Two Mirrors, Two Seas
- Dalur Júlíuson
- Jul 19, 2022
- 3 min read
These days, if I'm not in somewhere in the outer solar system, I'm in seventeenth-century Indonesia. Later this summer I'm giving a lecture at the Árna Stofnun's fabulous Summer School in Manuscript Studies, where I'll be talking about manuscript sea charts used as book bindings. I've written about these bindings before; they were pasted, map-side down, over boards, and used to make attractive, white vellum bindings for the manuscripts Árni Magnússon collected in Copenhagen. With age, these vellum bindings have grown brittle, and the rich inks the mapmakers used to draw their shores, compass roses, and rhumblines have bled through the vellum, to create mirror images of the maps drawn on the other side.

These mirror images are fascinating in themselves. In those cases where the sea chart binding hasn't been removed by conservators, like in the case, for example, of the sea chart that adorns the cover of the Codex Frisianus manuscript of Heimskringla (AM 45 fol.), they provide the only ghostly indications of what shorelines may be depicted beneath.
One of the bindings that has been removed by conservators, however, has given up its secrets. Formerly, this chart had been used to cover a medieval Norwegian manuscript of the Konungs skuggsjá (The King's Mirror) (Copenhagen, Arnamagnæan Institute, AM 243 b α fol., c. 1265-85), a Norwegian didactic work written in around 1250 for the instruction of then prince Magnús Hákonarson. This work was written to instruct the prince in all those things needful for a king to know, including a good deal about ships and navigation, whales and other sea animals.
The matter of this chart, however, is a world away from the whales and wonders of the north recounted in the pages of the manuscript it once enclosed.

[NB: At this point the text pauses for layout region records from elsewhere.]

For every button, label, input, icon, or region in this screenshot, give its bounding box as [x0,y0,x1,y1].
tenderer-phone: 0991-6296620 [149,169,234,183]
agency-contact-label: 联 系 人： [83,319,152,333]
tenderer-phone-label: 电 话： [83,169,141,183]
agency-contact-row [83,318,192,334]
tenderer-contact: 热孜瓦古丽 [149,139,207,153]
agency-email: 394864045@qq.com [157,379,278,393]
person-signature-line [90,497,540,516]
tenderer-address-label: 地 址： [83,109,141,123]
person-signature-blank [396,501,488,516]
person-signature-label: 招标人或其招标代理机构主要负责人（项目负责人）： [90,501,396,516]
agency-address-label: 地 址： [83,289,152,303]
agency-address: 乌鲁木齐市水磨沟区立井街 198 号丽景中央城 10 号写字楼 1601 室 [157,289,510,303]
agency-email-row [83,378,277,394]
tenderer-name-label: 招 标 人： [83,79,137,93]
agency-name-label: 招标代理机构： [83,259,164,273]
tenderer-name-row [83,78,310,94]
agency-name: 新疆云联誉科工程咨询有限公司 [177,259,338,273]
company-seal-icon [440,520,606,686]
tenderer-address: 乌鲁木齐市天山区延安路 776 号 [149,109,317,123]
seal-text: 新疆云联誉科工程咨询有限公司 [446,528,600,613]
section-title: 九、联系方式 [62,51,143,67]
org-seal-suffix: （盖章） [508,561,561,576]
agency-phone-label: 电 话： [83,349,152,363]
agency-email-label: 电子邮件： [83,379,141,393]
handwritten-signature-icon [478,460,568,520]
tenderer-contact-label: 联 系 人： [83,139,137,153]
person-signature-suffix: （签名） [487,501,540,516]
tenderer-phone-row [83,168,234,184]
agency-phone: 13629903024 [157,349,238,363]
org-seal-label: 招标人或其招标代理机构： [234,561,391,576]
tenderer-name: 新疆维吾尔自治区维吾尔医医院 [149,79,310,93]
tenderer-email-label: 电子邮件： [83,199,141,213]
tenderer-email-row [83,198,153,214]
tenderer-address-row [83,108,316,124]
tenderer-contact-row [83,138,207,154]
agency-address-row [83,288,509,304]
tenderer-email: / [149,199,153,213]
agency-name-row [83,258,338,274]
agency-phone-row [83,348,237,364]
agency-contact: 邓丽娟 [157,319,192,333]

This chart shows the coastlines of Sumatra, and would have been one of a complement of charts used for sailing the seas from Northern Europe around the Cape of Good Hope and into Indonesia in the East.
This one, moreover, is special among all the other charts I've looked at from the Icelandic and Danish collections in that it bears the name of its author, the privilege granted him by the States General, and the date. It reads:

1669 By Joan Blaeu Met Octroy Van de Ho(og)Mo(ogende) H(eeren) Staten Gener(al) der vereenigde Nederlanden
[1669, by Joan Blaeu, by octroi of the the Magnificent Lords of the States General of the United Neederlands]
Only one other chart of this type and date is extant, so it's of inestimable value to the history of cartography, and to the history of European commercial activity in South East Asia. The fragment we have shows only a small part of the map that would have been, from the Strait of Singapore in the west to the Natuna Islands in the east. A common mapmaker's symbol, an anchor, appears to the north of the Natuna Islands. This indicated a place that was good to place an anchor: somewhere sheltered on all sides was preferable, and with a 'good holding', sand or mud to hold the anchor fast (rock or coral provide a much poorer holding).
This privilege tells us a lot about the map and its life, from the deck of a Dutch fluyt to an Icelander's library. Drawn up at Joan Blaeu's cartographical workshop in Amsterdam, the map likely assisted a crew in sailing the seas of the Dutch East Indies. Once it had become obsolete, it entered the waste paper and vellum market, finding its way to a Copenhagen bookmaker who used it to cover a medieval Norwegian manuscript that dealt excitingly with the marvelous seas around Iceland and Greenland. Quite the journey. I'm looking forward to sharing more at the summer school next month.